En 2013-2014, 413 millions $ ont été versés en assurance-salaire. L’année suivante, la note atteignait 423 millions $, puis 455 millions $ en 2015-2016.
Tout va bien, docteur? C’est encore là uniquement le résultat d’un tabou fracassé, de gens qui admettent enfin qu’ils ne sont pas surhumains, qu’ils ont des limites?
Si tel était le cas, la Commission des normes, de l’équité, de la santé et de la sécurité du travail n’aurait sûrement pas les soins de santé et d’assistance sociale dans sa mire pour 2017-2019.

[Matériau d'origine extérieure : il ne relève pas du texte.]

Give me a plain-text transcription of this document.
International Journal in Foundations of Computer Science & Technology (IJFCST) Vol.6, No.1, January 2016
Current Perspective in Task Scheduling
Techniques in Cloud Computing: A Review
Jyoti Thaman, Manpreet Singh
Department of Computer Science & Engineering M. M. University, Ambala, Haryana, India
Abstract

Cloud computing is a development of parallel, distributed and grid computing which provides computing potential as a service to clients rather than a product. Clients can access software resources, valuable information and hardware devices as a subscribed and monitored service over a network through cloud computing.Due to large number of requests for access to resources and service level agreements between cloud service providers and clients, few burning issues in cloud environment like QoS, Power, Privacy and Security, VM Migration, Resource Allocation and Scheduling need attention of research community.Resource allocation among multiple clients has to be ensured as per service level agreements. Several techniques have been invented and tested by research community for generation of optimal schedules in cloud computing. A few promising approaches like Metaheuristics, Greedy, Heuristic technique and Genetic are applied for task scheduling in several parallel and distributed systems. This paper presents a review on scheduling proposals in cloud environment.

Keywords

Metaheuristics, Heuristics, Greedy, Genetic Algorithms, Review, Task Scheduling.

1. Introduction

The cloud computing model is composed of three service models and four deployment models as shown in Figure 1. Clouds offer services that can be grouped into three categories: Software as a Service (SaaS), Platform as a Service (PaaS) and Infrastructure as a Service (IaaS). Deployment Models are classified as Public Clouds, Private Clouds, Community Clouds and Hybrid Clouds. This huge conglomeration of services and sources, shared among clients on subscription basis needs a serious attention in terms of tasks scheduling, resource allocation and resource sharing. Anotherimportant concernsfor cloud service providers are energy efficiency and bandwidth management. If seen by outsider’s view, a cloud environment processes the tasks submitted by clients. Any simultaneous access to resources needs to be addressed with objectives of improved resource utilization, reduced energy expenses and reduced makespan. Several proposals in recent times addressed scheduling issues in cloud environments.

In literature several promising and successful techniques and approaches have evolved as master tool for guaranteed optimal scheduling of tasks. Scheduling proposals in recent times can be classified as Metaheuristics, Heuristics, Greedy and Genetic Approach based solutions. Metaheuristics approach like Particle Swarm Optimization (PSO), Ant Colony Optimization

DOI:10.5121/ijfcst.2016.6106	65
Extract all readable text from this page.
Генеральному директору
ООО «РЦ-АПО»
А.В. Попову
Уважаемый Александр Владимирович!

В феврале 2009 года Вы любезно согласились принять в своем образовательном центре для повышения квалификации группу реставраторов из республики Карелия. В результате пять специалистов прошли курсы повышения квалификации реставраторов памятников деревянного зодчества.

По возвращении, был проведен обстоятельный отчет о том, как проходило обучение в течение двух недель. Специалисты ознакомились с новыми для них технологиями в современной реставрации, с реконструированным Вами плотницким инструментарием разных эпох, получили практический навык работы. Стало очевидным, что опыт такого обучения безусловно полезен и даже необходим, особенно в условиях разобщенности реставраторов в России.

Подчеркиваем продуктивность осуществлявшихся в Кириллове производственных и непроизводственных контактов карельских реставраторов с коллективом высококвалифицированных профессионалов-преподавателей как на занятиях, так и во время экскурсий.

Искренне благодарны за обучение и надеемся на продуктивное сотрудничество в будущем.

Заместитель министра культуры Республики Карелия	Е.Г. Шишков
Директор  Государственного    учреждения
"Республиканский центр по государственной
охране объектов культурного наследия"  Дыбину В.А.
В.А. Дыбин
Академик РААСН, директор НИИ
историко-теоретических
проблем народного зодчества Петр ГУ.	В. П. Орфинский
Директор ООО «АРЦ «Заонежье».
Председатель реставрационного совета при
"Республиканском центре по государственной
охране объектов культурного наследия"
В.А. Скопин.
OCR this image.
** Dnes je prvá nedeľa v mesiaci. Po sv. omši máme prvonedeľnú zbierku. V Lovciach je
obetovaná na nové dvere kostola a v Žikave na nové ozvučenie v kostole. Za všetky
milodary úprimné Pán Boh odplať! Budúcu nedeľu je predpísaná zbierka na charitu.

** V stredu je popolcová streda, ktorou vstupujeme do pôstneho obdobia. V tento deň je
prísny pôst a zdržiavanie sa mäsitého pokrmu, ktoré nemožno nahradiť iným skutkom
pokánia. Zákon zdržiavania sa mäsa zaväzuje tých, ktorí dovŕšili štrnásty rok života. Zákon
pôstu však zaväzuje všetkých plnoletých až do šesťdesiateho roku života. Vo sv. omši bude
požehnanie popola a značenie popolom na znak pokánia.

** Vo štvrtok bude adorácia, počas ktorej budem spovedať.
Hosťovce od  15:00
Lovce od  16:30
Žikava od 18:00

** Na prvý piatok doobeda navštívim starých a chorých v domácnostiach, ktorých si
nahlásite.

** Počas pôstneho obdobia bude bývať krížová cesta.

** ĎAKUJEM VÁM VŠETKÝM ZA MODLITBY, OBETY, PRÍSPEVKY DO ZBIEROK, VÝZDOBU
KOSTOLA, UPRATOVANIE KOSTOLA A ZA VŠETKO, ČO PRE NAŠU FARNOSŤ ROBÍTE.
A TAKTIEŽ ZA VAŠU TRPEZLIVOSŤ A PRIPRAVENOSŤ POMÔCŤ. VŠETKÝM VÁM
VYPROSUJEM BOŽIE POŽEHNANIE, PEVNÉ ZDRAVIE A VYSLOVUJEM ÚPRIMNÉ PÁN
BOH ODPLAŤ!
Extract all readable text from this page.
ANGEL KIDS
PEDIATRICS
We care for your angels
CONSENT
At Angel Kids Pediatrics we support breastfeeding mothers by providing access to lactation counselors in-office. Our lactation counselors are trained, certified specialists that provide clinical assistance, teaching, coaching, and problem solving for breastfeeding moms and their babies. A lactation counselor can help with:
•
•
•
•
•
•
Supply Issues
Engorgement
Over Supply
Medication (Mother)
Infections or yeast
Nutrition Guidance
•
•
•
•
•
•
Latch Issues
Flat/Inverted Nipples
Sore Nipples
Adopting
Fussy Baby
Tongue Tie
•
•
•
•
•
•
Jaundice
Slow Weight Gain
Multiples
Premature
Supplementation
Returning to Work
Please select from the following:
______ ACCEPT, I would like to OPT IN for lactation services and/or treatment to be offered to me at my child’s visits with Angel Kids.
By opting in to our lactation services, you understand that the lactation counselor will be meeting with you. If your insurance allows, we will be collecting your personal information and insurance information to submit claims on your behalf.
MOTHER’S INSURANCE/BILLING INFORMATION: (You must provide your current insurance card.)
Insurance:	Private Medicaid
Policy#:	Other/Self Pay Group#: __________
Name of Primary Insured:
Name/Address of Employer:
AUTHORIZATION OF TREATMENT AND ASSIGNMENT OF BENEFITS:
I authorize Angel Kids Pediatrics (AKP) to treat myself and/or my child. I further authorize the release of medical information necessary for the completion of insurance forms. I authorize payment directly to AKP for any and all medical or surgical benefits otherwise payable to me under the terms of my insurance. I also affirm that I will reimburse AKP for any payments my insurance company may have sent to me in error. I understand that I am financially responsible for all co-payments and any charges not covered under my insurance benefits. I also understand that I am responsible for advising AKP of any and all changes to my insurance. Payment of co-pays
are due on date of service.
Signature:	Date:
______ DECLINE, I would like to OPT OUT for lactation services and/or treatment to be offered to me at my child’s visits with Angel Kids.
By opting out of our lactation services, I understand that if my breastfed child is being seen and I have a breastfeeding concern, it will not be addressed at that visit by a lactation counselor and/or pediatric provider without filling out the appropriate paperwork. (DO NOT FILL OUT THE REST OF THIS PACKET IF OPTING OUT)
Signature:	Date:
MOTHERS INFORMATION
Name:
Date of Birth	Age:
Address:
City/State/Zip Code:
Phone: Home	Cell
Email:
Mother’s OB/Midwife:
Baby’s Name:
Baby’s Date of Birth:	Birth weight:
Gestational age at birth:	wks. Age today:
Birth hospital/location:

Bien sûr, on ne peut rendre le ministre de la Santé responsable de tous les maux qui affectent le personnel du vaste réseau de la santé. Mais refuser de regarder ce qui se passe dans sa cour, c’est faire preuve d’un aveuglément nocif à la fois pour le personnel du réseau et les malades.
La présidente de la Fédération des médecins spécialistes du Québec, Dre Diane Francoeur, n’hésite pas pour sa part à pointer du doigt M. Barrette. Elle voit dans le recours accru au programme d’aide le résultat de la dictature du ministre.
«L’autocratie mine le moral des troupes», écrit-elle dans la revue Le Spécialiste. «Des collègues qui n’en peuvent plus, sans compter ceux qui ont choisi d’en finir définitivement. Ce n’est quand même pas de la fabulation.»
Elle joue son rôle de présidente et de négociatrice pour les médecins spécialistes, répliquerait sans doute le ministre. Comme il a répondu au député Amir Khadir qu’il ne devrait pas faire de la politique avec le dossier des médecins.
«De voir plus de consultations au Programme d’aide aux médecins du Québec, c’est une bonne chose. Ça ne fait que montrer que maintenant, dans ce corps professionnel là, on brise le tabou et on va consulter, ce qui est une bonne chose. Et il n’y a pas de lien avec les réformes.»
Où trouve-t-il cette assurance? «On ne peut pas faire de lien direct entre les suicides et les réformes, mais on ne peut pas dire que c’est inexistant», indiquait en août au Soleil, la directrice du programme, la Dre Anne Magnan.
«La grande majorité des clients ayant consulté le programme en 2016-2017 a évoqué les pressions du système de santé. Dans certains cas, cette pression constituerait le motif principal de consultation», rapportait cette semaine La Presse. Il est aussi noté que les directives pour augmenter la cadence génèrent chez des médecins la crainte de commettre des erreurs en raison d’une pratique qu’ils qualifient de «périlleuse».
Ce n’est pas rassurant, et pour plus d’une raison. Il y a des coûts humains et économiques qui se rattachent à tout ça. Le ministre devrait s’en préoccuper, voir quels ajustements pourraient être apportés plutôt que de nier que les transformations menées sous sa gouverne peuvent être en partie responsables des problèmes de santé des médecins et des employés du réseau.